A Beginner’s Introduction to Voyant

Voyant is web-based text-mining tool that allows a user to visually analyze a collection (which in Voyant is called a corpus) of text documents. It can be found at http://voyant-tools.org. While it might seem confusing or hard to use at first, once you have spent a little time exploring its features and seeing how it works, you will be glad you did. It only takes a few example searches to see how useful it can be as a text analysis tool. In my case, I performed several example searches using transcripts of the WPA Slave Narratives provided by Project Guttenberg as my corpus of literature. On Voyant’s home page, it is easy to paste in a full text for analysis (if you are looking to analyze one document) or you can upload multiple documents or add URL links to text files. Once you do that and click the reveal key, the real magic begins.

There are many different ways to analyze your texts. The first feature is called Cirrus. It creates a text cloud which is a visual representation of the most commonly used words in your document or corpus of text. By clicking the small gear icon in the top corner, you can easily filter out all of the normal day-to-day English words (like is, was, he, she, the, it, etc.) so that your text cloud is more interesting and reveals the key terms or subjects from your corpus. While working with the slave narratives, I additionally had to filter out other “everyday words” like “dem” and “dat” that are common in the slave narratives. After doing that, I was left with a very interesting collection of words: old, come, white, good, man, master, folks, plantation, time, slaves, n—–(s), master/marster, died, like, little, mammy, colored and house. By hovering over any of the words, you can see how many times they occur in your corpus of literature.

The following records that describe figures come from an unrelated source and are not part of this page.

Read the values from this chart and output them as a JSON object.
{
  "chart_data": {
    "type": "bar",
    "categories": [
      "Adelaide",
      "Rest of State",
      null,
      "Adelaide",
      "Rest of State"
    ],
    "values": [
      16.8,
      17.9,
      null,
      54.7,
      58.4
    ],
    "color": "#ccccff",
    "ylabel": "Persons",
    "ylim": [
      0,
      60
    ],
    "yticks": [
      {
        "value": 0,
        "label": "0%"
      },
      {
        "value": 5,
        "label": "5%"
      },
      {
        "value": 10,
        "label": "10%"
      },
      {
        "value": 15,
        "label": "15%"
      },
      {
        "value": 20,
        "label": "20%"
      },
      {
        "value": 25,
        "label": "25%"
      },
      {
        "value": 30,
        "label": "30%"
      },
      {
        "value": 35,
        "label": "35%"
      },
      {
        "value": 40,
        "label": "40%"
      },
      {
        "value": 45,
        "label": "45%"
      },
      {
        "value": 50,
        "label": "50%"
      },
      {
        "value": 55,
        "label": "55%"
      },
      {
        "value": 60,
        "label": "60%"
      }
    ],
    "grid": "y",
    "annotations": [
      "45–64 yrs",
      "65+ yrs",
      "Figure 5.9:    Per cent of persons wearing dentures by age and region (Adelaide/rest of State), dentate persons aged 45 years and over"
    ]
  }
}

Another fascinating tool in Voyant is the Word Trends tool. You can pick out different words from your word cloud and have Voyant graph them visually to see how their usage changes in the different documents in your corpus. You can graph multiple words simultaneously and compare their usage. In my example, I decided to compare two words used at the time to describe African Americans: “colored” and “n—–(s).” Voyant provided me with a graph that showed the number of occurrences of both words in each of my documents (which each corresponded to a different state where the former slave was interviewed).

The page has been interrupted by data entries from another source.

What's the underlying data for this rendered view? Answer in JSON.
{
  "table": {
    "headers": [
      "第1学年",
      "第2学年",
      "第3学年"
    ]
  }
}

(Click on the graph for a larger and clearer view)

As you can see from the graph, the results were quite interesting. The states whose slave narratives overwhelming used the word “n—–(s)” were: Alabama, Georgia, Kansas, Mississippi, North Carolina, Oklahoma, and Texas. The states where the term “colored” was more often used were: Arkansas, Indiana, Ohio and Maryland. The two terms are found in about the same number of usage in slave narratives from Kentucky, Missouri, South Carolina, Tennessee, Virginia. The narratives from Florida, did not make much use of either term.

A student of history might not be too surprised with these findings, seeing as the term “n—-(s)” (which today is considered very derogatory) was found mostly in the deep South, or the new Southwest that was opened after the Louisiana Purchase. On the other hand, the term “colored” was used a lot in Ohio and Indiana, which had always been free land going back to the Northwest Territory. States where the two terms seem to have been used interchangeable were some of the border states (like Kentucky or Virginia). The two outliers that don’t seem to fit and would be worthy of closer examination are Florida and South Carolina (which one might think would fall with the other states of the deep south).

Voyant allows you to do that closer reading. By hovering over a data point, it shows you the number of instances of that term in a certain document and leads to a list of all of the instances of that term in the text, which you can click on see the terms in context in the Corpus Reader frame right next to the graph. While Voyant doesn’t prove any hard facts, it can give you interesting trends which can prompt research questions that you want to investigate further. (One must be careful though, to remember that the model is based on certain sources and does not represent the totality of evidence for a subject.)

For example, with my slave narrative example, I might want to further investigate the usage of those two terms in slave narratives from Florida and South Carolina to figure out why they do not fit with the trends from the other states. I might go back to Cirrus (the word cloud) or the Summary window to find out if there is another reverent term for African Americans that was missing from my original search. Or I might want to use the Corpus reader or the Keywords in Context frame to look at how those two terms are actually being used in the narratives. Are the interviewees using these terms to describe themselves or other slaves? Or are they are describing how their master referred to them? The possibilities for questions are endless.

While at first I was hesitant to embrace Voyant, I am now very impressed. First of all, its shear computational ability is amazing. But I think what is even more exciting for scholars, is the ability to visualize patterns which prompt new questions and directions for research. Voyant does not give you a final answer. Instead, it provides a jumping off point that, when the right questions are asked, may lead to an amazing discovery.